April 22, 2014
When DeSean Jackson appeared on “The Arsenio Hall Show” on Monday night, he reminded the host — and the audience — how many times the Redskins play the Eagles this season. Just in case anyone had forgotten.
“Oh yeah, twice. Two times, not once, twice,” said the Redskins‘ newest receiver.
Not that DeSean Jackson is eager for those games or anything.
“I’m sure those two games, there’s gonna be something special about those two games, for sure. I gotta definitely go up on that,” he said.
With the NFL schedule being released soon, it’s quite natural to assume one of those two games will be nationally televised.
Jackson’s appearance was wisely set up as he tries to reshape his image after taking a beating just before and after the Eagles released him last month. Gang affiliations, questions about work ethic and his standing among teammates — it added up to quite a negative portrait.

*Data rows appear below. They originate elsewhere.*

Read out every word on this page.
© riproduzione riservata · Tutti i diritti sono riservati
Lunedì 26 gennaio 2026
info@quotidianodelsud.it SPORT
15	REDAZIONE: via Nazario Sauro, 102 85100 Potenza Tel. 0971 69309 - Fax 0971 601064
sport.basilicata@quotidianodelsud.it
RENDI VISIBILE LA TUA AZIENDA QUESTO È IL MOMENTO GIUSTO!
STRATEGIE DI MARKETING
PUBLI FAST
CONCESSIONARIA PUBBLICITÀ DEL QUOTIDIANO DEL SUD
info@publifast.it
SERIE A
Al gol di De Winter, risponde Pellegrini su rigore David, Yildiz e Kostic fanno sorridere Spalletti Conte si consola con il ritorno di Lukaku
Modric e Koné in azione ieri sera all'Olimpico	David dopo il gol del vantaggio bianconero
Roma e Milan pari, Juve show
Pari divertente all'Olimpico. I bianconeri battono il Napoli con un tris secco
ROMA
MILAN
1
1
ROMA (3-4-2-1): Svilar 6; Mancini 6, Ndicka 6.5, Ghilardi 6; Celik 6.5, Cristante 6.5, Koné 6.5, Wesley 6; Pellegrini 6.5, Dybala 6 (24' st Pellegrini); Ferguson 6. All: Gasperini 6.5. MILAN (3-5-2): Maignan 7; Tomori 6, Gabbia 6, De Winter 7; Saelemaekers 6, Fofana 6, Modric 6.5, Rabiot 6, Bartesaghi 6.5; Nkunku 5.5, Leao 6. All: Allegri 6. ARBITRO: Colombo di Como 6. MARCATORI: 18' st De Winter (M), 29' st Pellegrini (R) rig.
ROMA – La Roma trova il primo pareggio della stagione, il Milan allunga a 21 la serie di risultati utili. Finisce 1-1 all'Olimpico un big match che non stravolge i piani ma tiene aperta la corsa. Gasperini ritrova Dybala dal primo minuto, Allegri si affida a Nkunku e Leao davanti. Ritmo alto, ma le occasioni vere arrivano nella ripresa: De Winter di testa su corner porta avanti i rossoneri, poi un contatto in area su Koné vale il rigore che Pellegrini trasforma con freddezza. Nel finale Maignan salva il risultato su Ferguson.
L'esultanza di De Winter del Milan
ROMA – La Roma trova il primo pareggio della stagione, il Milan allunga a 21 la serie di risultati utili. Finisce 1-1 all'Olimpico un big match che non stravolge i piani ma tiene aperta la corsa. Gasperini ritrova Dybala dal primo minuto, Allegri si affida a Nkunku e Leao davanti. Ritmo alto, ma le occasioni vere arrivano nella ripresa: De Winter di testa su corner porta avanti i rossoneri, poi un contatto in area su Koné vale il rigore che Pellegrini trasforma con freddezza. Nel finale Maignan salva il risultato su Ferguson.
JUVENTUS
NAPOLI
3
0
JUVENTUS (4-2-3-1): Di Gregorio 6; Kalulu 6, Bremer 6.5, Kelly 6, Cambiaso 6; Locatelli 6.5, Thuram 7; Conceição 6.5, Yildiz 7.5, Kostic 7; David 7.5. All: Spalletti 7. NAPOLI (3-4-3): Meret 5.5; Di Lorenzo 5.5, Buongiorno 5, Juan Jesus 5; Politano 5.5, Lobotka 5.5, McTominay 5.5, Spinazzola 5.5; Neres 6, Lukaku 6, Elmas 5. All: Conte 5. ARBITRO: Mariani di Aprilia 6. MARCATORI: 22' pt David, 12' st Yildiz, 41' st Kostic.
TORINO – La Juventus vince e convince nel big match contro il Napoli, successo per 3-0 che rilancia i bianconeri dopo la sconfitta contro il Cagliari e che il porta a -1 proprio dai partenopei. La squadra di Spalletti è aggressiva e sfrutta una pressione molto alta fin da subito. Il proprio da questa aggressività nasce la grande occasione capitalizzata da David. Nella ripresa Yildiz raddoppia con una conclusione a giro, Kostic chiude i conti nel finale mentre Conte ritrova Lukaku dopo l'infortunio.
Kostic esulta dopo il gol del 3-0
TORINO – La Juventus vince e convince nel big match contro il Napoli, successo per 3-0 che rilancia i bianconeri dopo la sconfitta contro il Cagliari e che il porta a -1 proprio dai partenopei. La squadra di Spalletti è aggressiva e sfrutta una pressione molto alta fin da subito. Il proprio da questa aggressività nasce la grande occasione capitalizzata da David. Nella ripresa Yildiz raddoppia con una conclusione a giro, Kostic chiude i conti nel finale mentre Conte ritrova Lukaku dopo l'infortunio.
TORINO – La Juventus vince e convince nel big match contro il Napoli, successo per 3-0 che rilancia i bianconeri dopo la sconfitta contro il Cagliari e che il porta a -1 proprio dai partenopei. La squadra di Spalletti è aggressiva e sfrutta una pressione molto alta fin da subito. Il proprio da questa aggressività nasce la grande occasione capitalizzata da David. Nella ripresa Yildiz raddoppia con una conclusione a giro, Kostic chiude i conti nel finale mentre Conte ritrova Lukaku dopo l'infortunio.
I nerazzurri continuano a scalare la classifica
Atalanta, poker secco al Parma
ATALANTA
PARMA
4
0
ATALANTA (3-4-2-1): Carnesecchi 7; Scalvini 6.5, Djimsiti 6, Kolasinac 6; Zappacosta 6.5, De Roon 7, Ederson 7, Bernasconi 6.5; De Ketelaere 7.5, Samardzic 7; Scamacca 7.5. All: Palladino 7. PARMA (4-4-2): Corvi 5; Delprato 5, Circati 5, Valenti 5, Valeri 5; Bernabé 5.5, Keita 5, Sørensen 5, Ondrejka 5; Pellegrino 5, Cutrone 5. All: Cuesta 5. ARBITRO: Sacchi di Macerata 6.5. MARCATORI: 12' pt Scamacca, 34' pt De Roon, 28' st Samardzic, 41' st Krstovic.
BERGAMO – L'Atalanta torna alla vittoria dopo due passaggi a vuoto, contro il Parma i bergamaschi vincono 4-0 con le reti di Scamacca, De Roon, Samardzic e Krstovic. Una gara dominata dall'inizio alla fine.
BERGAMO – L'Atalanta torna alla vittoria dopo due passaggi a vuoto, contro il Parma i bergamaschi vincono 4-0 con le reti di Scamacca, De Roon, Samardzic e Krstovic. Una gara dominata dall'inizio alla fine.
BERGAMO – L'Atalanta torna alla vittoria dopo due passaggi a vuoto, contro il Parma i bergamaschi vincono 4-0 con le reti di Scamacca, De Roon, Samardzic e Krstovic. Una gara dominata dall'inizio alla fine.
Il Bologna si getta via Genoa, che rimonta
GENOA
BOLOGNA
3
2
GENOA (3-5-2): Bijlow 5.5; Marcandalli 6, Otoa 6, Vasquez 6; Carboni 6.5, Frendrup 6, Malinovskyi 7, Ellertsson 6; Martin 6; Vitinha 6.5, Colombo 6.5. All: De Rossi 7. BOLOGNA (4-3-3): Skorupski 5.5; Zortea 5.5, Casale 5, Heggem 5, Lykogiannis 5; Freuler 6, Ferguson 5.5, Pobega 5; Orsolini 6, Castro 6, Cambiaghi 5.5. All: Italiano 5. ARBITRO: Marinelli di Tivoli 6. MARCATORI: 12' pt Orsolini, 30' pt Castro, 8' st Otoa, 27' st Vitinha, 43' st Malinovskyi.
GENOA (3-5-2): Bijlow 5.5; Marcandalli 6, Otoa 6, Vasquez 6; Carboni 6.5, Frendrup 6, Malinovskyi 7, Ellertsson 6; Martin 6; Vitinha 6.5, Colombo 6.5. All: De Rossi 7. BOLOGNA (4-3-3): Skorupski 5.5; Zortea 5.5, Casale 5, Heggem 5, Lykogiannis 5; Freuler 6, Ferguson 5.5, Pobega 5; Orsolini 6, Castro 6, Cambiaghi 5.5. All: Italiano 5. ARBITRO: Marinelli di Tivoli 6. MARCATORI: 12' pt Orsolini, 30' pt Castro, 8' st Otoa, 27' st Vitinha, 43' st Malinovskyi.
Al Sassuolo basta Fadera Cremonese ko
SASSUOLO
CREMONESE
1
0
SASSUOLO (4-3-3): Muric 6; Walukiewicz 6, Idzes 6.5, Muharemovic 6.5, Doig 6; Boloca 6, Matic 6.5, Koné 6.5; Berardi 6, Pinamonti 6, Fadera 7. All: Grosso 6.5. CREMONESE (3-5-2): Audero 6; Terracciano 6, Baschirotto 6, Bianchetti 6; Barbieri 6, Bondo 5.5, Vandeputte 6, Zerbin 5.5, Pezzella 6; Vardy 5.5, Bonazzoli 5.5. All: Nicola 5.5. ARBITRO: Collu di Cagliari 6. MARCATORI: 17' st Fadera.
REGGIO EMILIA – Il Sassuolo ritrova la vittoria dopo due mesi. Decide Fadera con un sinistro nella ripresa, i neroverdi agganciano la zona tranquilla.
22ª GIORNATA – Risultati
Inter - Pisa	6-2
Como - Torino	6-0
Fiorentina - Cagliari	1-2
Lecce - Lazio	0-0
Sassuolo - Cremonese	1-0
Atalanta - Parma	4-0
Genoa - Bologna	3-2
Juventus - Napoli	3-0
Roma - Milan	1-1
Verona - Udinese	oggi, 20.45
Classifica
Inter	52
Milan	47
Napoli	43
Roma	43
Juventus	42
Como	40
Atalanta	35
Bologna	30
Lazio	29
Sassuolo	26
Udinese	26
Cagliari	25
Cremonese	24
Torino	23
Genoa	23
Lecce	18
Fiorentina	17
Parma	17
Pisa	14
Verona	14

But Jackson, who signed with the Washington Redskins five days after his release, has come across well in interviews, and that was the case again on Hall’s show. Granted, any such show should be a safe haven for a celebrity, but, regardless, it helps spin a different narrative. Jackson also benefits from an audience that showered him with applause. More than anything, though, he has to make sure his teammates view him a certain way. It’s good to win the PR battle in April; it’s better to cement yourself in the locker room by your attitude, your work ethic and performance in the fall. Ultimately, that’s how he’ll be judged. And, no, he did not miss any Redskins workouts to attend the taping of the show. The players are off.
For now, though, this is his chance to reveal himself.
Hall even asked whether Jackson felt there were some things he had to change about himself because of what happened — based on feeling that the Eagles might have had a point.
“I’m an honest person, I’m a realist at the end of the day. I’m human, I’m not perfect,” Jackson said. “At the end of the day, I came in the NFL 20 years old, so that was a lot given to me. Coming from where I came from, I had to get along, I had to learn some things, I had to go through what I did to get to where I am now. I’m 27 now. I can definitely say I learned a lot. For sure I’m gonna do some things different, but, as far as, like, overall, being a bad energy in the locker room, none of that stuff ever occurred. I love my teammates.”
Jackson recalled how his release happened.
“It was almost unreal, honestly. My agent called me because I missed the call from [the] head coach, and I’m sitting there like, ‘What’s the reason behind it, what’s going on? Somebody tell me,'” Jackson said.
“Basically, [coach Chip Kelly] told me, ‘I think it’s best for the team and I think it’s best for yourself [to part ways]. We’re gonna let you negotiate with 31 other teams.’ So I’m like, ‘Are you sure?’ I asked him one more time, I asked him what’s the reason, he said that’s what it was. I’m like, let’s get it started, let’s get it going.”
So, yeah, two times.
And Jackson talked about not abandoning his boyhood friends.
“A lot of us all said we wanted to make it, and I was fortunate enough to make it,” he said. “I want to share life with my boys. I want them to come out, have a good time. I want them to live the life I’m living, too.”